I created the same package as above in ssis 2012 and it works in ssdt perfect. I deployed and when I execute it succeeds but It's not moving the files or anything. When I read the report that comes out I get a warning from the foreachloop saying it's empty. But it's not because when I run it from SSDT it works and transfers the files. Did I forget to deploy something I only have variables. Am I suppose to create paramters? Please help
@dina In testing on SSDT, make sure that it matches how it will run in production. If files aren't moving and data aren't importing, that usually means that something doesn't match between the test environment and production. Also, for the foreach loop, you want to make sure that a parameter exists (show above) which will hold the file currently being imported, so if you have no parameters in your package, see steps 1, 2, and 3.

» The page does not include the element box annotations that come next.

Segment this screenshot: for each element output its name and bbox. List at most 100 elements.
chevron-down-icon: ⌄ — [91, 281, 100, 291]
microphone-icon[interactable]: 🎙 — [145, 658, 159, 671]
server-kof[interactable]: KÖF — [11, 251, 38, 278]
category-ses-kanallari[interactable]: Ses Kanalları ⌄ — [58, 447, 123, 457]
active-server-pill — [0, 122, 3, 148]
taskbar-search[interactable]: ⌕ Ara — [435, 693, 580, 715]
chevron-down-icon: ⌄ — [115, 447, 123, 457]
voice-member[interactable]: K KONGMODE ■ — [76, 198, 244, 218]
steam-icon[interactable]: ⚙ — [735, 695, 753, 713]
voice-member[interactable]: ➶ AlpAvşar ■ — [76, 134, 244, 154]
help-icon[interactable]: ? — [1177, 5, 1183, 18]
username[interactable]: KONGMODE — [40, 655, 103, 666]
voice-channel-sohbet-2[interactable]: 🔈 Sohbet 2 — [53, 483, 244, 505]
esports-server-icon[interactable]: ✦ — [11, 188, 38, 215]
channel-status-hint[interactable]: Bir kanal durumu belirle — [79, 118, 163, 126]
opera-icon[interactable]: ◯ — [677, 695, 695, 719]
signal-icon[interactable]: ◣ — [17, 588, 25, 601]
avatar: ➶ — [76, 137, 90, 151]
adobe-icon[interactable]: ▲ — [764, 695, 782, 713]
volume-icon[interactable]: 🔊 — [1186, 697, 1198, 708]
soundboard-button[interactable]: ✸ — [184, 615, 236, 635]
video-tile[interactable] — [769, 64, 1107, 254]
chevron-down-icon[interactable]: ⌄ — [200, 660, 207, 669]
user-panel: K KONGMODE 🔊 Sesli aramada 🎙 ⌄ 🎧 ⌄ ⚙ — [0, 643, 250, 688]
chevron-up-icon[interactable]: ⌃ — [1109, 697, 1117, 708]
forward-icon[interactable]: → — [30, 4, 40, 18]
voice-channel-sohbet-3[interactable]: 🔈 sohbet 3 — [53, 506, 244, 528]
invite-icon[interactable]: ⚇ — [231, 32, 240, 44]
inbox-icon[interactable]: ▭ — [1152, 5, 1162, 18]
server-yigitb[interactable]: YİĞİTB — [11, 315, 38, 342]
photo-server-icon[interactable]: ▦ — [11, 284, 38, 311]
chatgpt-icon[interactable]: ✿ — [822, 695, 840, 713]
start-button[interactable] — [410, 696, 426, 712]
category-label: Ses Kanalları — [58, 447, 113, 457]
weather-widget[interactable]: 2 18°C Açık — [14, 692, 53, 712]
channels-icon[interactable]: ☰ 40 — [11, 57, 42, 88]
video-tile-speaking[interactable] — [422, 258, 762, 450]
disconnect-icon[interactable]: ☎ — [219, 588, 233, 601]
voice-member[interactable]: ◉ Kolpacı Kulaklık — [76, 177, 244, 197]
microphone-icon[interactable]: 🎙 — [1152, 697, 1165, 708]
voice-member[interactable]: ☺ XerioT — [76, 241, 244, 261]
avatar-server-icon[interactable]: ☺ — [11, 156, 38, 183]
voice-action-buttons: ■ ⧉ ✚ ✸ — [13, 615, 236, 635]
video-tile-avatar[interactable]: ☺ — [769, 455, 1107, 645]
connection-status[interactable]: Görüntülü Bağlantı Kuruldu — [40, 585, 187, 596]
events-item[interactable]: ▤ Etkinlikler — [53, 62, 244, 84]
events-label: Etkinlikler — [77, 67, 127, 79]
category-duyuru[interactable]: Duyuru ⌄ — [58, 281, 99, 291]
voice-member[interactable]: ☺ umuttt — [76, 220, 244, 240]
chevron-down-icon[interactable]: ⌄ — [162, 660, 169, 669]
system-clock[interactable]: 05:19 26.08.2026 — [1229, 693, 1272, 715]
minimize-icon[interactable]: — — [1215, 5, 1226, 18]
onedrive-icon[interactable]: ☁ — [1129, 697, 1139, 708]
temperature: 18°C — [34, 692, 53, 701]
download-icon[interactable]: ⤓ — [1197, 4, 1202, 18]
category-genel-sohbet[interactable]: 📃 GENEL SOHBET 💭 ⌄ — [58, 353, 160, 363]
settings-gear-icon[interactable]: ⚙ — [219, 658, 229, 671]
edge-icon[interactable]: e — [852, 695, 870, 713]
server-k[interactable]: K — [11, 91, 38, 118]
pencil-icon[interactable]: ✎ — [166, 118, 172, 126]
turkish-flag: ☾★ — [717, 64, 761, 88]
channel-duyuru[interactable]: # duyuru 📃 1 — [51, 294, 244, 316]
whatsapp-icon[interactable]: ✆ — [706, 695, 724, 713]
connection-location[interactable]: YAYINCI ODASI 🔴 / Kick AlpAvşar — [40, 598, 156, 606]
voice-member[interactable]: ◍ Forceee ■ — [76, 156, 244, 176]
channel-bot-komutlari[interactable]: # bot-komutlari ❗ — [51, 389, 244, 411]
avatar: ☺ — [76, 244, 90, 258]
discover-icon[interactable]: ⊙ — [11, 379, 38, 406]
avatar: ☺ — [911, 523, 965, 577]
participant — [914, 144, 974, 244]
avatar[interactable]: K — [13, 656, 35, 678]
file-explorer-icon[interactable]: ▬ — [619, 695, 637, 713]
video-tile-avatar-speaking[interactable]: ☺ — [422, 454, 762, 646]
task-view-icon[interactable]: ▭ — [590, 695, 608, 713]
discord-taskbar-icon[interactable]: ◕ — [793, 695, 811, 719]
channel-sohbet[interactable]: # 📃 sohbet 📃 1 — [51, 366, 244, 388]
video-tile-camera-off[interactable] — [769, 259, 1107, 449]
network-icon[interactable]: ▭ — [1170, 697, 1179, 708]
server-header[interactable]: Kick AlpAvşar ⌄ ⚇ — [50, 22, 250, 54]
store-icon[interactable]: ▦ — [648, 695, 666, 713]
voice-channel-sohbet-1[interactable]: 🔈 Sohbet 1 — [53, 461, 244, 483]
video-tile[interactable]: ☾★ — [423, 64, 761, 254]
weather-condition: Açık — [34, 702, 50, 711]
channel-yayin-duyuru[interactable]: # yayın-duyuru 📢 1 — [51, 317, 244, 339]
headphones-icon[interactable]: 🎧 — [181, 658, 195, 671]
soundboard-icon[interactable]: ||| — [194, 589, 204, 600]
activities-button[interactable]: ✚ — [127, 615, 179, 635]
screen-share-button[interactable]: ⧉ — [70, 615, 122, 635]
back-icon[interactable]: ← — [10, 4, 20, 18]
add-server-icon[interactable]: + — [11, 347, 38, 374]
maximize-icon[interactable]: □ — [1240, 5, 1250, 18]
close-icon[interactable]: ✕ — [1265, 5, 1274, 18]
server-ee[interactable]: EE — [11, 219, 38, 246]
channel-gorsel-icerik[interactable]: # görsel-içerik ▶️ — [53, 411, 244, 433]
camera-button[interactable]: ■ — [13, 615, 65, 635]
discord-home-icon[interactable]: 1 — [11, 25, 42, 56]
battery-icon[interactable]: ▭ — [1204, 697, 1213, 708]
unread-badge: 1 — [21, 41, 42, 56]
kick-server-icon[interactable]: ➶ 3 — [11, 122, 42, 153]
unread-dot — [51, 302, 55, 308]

@Tapan It depends on your environment, how often you receive the files, and how often you'll need the data. For instance, if you need the data weekly, then you want to do it at least weekly. If you go to my GitHub account (link: https://github.com/tmmtsmith/SSISLoopWithFileName), it has a demo SSIS package that also grabs the file name, so yes, it's possible.
My SSIS package is already working with a hardcoded filename from the folder as a flat file source. The issue I am coming across is, there will be multiple files with the date as the filename. My SSIS package should only import the most recent file and transfer it over to the db. How can I achieve that?
My SO question is here: http://stackoverflow.com/questions/22969449/how-to-use-the-latest-file-in-a-folder-for-source
If you're calling your package in a job step, you create a job step before calling the package and set the step to use PowerShell and call this function, https://github.com/tmmtsmith/Powershell/blob/master/RemoveOlderItems.ps1, by passing in the file location of these files. This function will remove the oldest files in the directory, and keep the most recent, so that you only import the most recent file.
Thanks very much for putting this together. I have been putting off converting some old DTS packages that have been playing up since moving to SQL 2008 as I wasn't looking forward to converting the Active X scripts that do this task. I was able to get it running within an hour with the help of your article so no longer need Active X!
It was also my first play with SSIS 2012 and it is much better than SSIS 2008!